General PBS information
To run proficently a job with the PBS some basic steps are to be performed:
- create a job script requesting the resources needed (CPU no., execution walltime) and run shell commands/scripts to prepare the execution (e.g. cd to a scratch directory)
- submit the script file to PBS
- monitor the job
Here below are listed the most commonly used PBS commands that can be included in a script if preceded by the #PBS keyword. Options marked in red are mandatory.
| option | description |
|---|---|
| #PBS -N MyJobName | Sets the job's name. The default is the script name |
| #PBS -l MyResources | Selects the requested resources, CPUs, nodes and walltime |
| #PBS -q MyQueue | Selects the queue |
| #PBS -o MyPath/My.out | Selects the path of the standard output. The default is where the job is submitted |
| #PBS -e MyPath/My.err | Selects the path of the standard error. The default is where the job is submitted |
| #PBS -j MyPath/My.errout | Selects the path of the merged standard output/error. The default is where the job is submitted |
| #PBS -m b | Sends mail to the user when the job begins |
| #PBS -m e | Sends mail to the user when the job ends |
| #PBS -m a | Sends mail to the user when job aborts (with an error) |
| #PBS -V | Exports all environment variables to the job |
Combining the options you can create a suitable PBS job file, e.g.:
#PBS -q smp #PBS -l ncpus=4 #PBS -V #PBS -N myjob cd $HOME/MyJobDir ./MyExe
and submit it with the qsub command
$ qsub MyScript.job 24204.hg1.hpc.sissa.it
where 24204 is the job ID, which is essential to monitor to job.
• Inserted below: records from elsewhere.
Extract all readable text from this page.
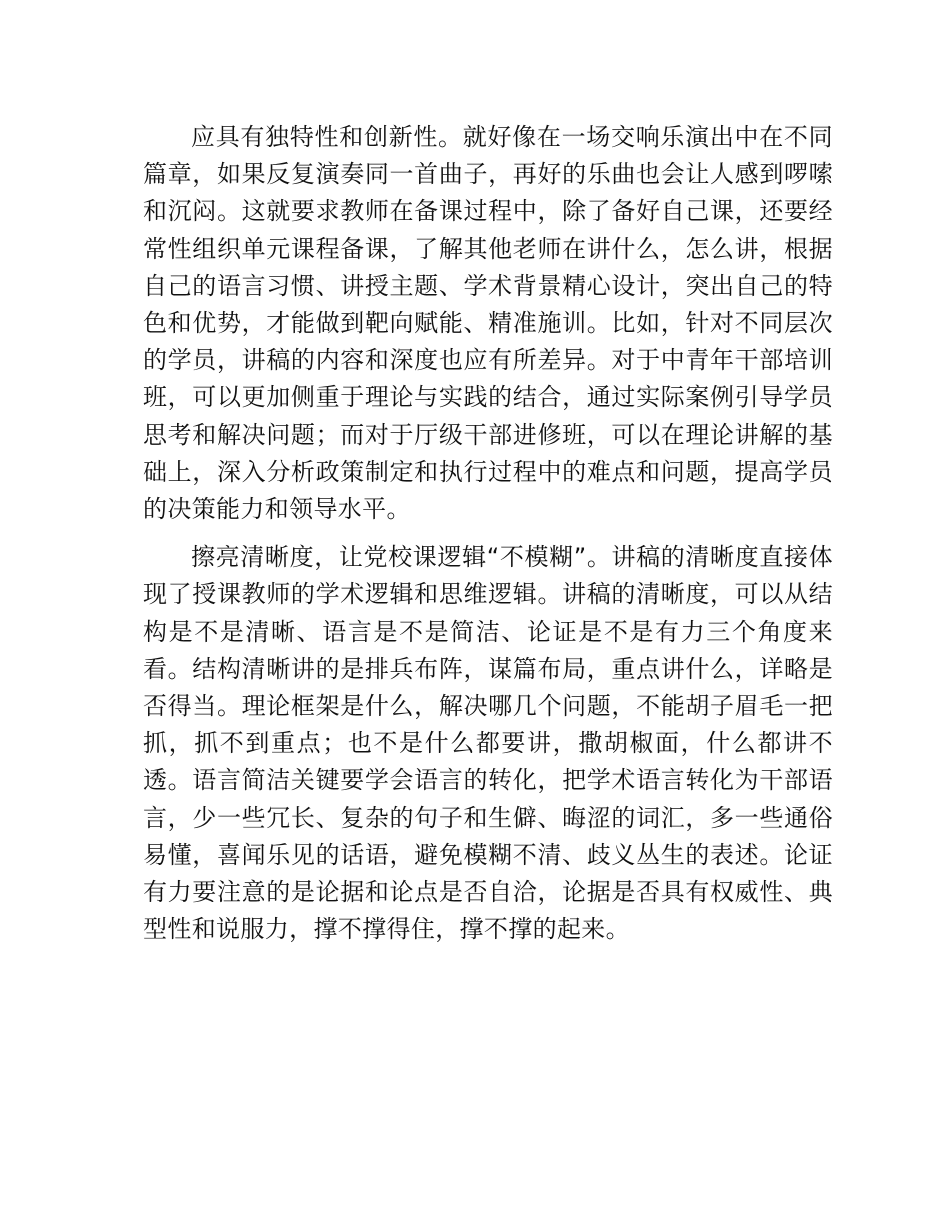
应具有独特性和创新性。就好像在一场交响乐演出中在不同篇章，如果反复演奏同一首曲子，再好的乐曲也会让人感到啰嗦和沉闷。这就要求教师在备课过程中，除了备好自己课，还要经常性组织单元课程备课，了解其他老师在讲什么，怎么讲，根据自己的语言习惯、讲授主题、学术背景精心设计，突出自己的特色和优势，才能做到靶向赋能、精准施训。比如，针对不同层次的学员，讲稿的内容和深度也应有所差异。对于中青年干部培训班，可以更加侧重于理论与实践的结合，通过实际案例引导学员思考和解决问题；而对于厅级干部进修班，可以在理论讲解的基础上，深入分析政策制定和执行过程中的难点和问题，提高学员的决策能力和领导水平。

擦亮清晰度，让党校课逻辑“不模糊”。讲稿的清晰度直接体现了授课教师的学术逻辑和思维逻辑。讲稿的清晰度，可以从结构是不是清晰、语言是不是简洁、论证是不是有力三个角度来看。结构清晰讲的是排兵布阵，谋篇布局，重点讲什么，详略是否得当。理论框架是什么，解决哪几个问题，不能胡子眉毛一把抓，抓不到重点；也不是什么都要讲，撒胡椒面，什么都讲不透。语言简洁关键要学会语言的转化，把学术语言转化为干部语言，少一些冗长、复杂的句子和生僻、晦涩的词汇，多一些通俗易懂，喜闻乐见的话语，避免模糊不清、歧义丛生的表述。论证有力要注意的是论据和论点是否自洽，论据是否具有权威性、典型性和说服力，撑不撑得住，撑不撑的起来。
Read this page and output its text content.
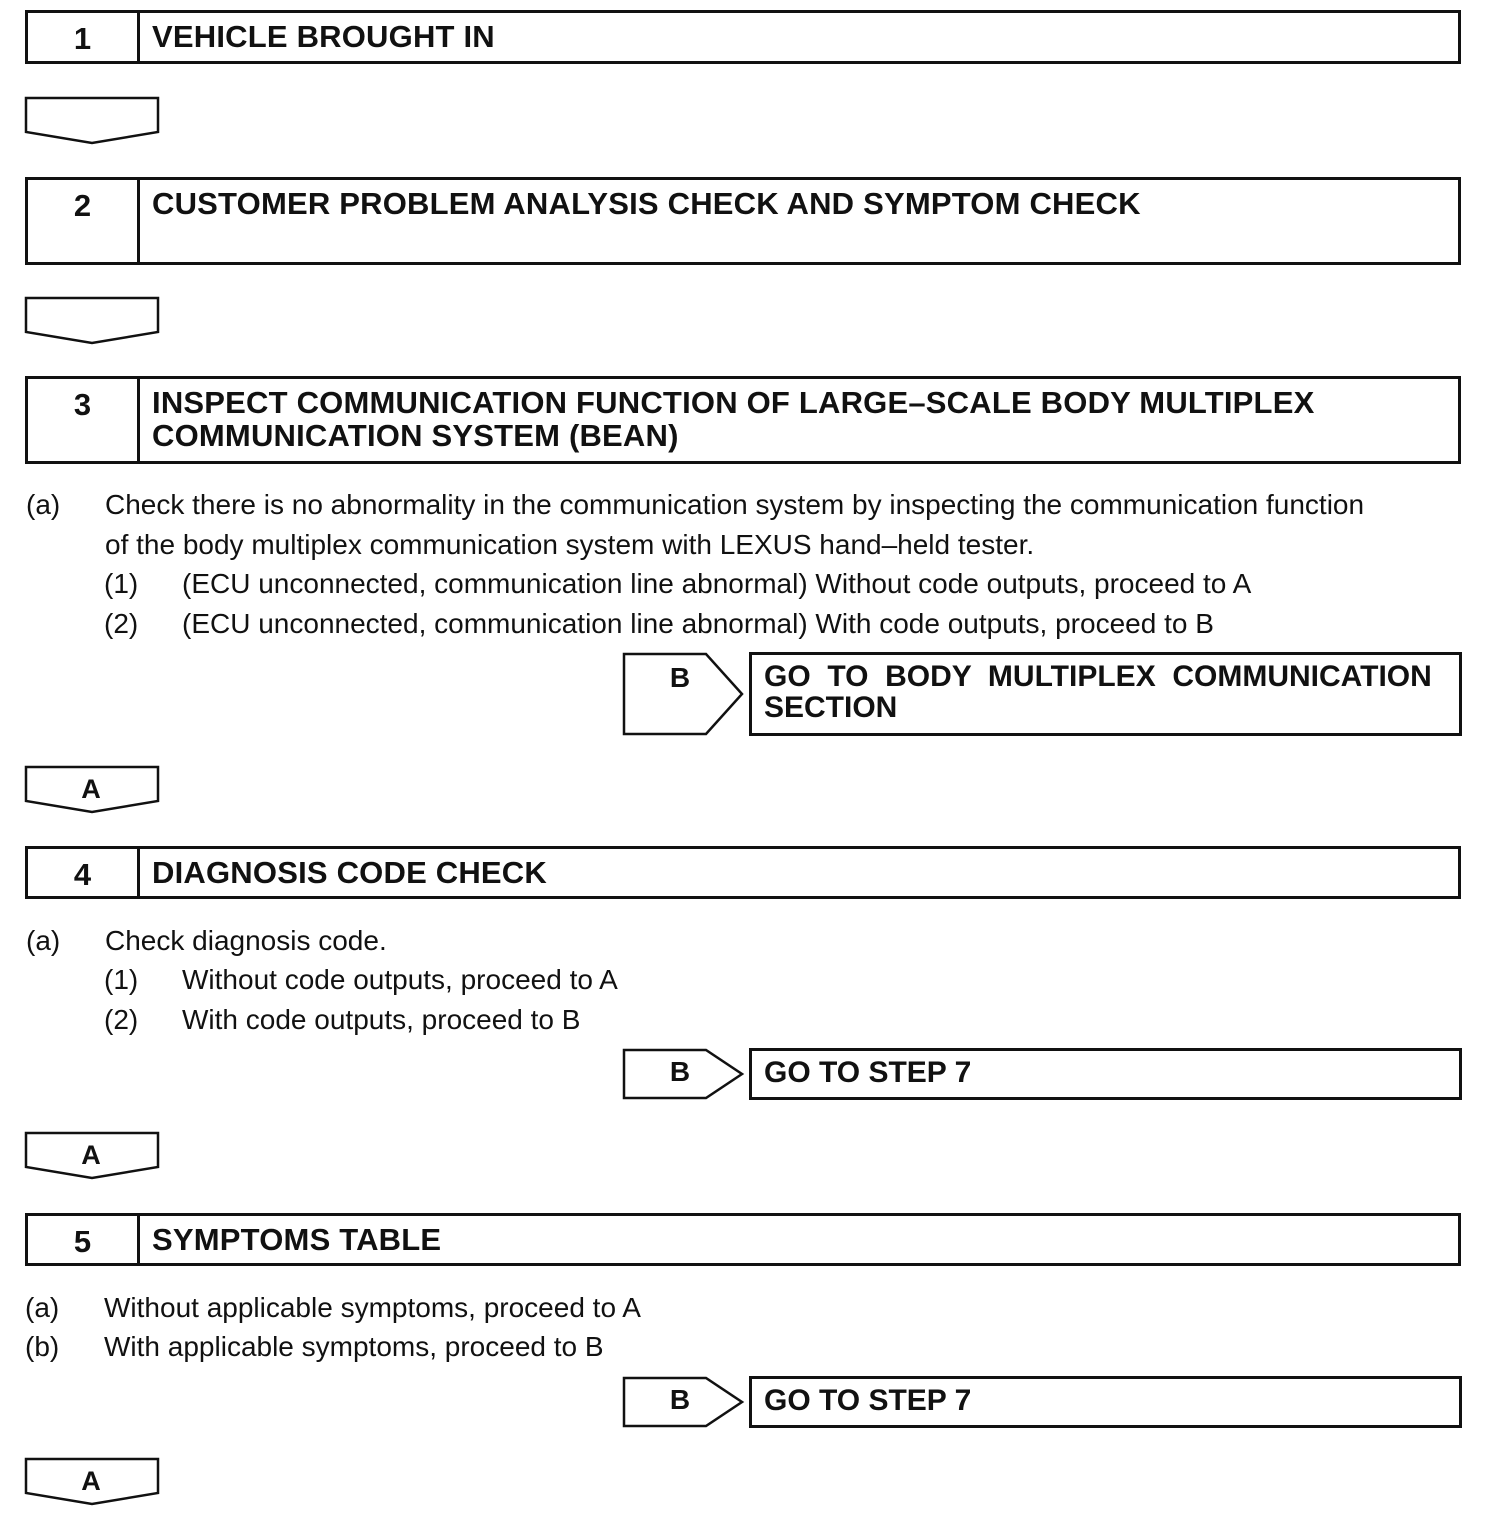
1	VEHICLE BROUGHT IN
2	CUSTOMER PROBLEM ANALYSIS CHECK AND SYMPTOM CHECK
3	INSPECT COMMUNICATION FUNCTION OF LARGE–SCALE BODY MULTIPLEX
COMMUNICATION SYSTEM (BEAN)
(a) Check there is no abnormality in the communication system by inspecting the communication function
of the body multiplex communication system with LEXUS hand–held tester.
(1) (ECU unconnected, communication line abnormal) Without code outputs, proceed to A
(2) (ECU unconnected, communication line abnormal) With code outputs, proceed to B
B	GO  TO  BODY  MULTIPLEX  COMMUNICATION
SECTION
A
4	DIAGNOSIS CODE CHECK
(a) Check diagnosis code.
(1) Without code outputs, proceed to A
(2) With code outputs, proceed to B
B	GO TO STEP 7
A
5	SYMPTOMS TABLE
(a) Without applicable symptoms, proceed to A
(b) With applicable symptoms, proceed to B
B	GO TO STEP 7
A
To see the detailed status of your job you can use the checkjob command, e.g.:
$ checkjob 24204 checking job 24204 State: Running Creds: user:myuid group:other class:zebra qos:DEFAULT WallTime: 4:58:13 of 12:00:00 SubmitTime: Thu Mar 26 12:02:05 (Time Queued Total: 00:00:54 Eligible: 00:00:01) StartTime: Thu Mar 26 12:02:59 Total Tasks: 16 Req[0] TaskCount: 16 Partition: DEFAULT Network: [NONE] Memory >= 0 Disk >= 0 Swap >= 0 Opsys: [NONE] Arch: [NONE] Features: [zebra] Allocated Nodes: [p013:8][p004:8] IWD: [NONE] Executable: [NONE] Bypass: 0 StartCount: 1 PartitionMask: [ALL] Flags: RESTARTABLE Reservation '24204' (-4:57:27 -> 7:02:33 Duration: 12:00:00) PE: 16.00 StartPriority: 5088
To see all your jobs you can use the qstat command in this way
$ qstat -u myuid
hg1.hpc.sissa.it:
Req'd Req'd Elap
Job ID Username Queue Jobname SessID NDS TSK Memory Time S Time
-------------------- -------- -------- ---------------- ------ ----- --- ------ ----- - -----
24204.hg1.hpc.si myuid zebra cp2k_h2o_512 28267 2 -- -- 12:00 R 05:02
24205.hg1.hpc.si myuid blade cp2k_h2o_512 31944 16 -- -- 12:00 R 00:47
24206.hg1.hpc.si myuid zebra cp2k_h2o_512 21420 4 -- -- 08:00 R 04:53
Environment setting and Modules usage in PBS scripts
The actual PBS script will need to prepare the environment in which your code will be run. First of all you should know that PBS starts by default from user's home directory so if your code is located somewhere else you will need to switch to that location with the cd command. For example you will need to include in your script a line like
cd /scratch/myuid/myprogdir
The next thing you have to be aware of is that the environment provided by PBS is exactly the one you would get if you logged in via ssh. To load any module you need and that is not loaded automatically when you log in, you will need to add to your script something like
source /etc/profile.d/modules.sh module purge module load openmpi/1.3/intel/10.1 module load mkl
Please note that the only mandatory line is actually the first, the others depend on what you need to run your code.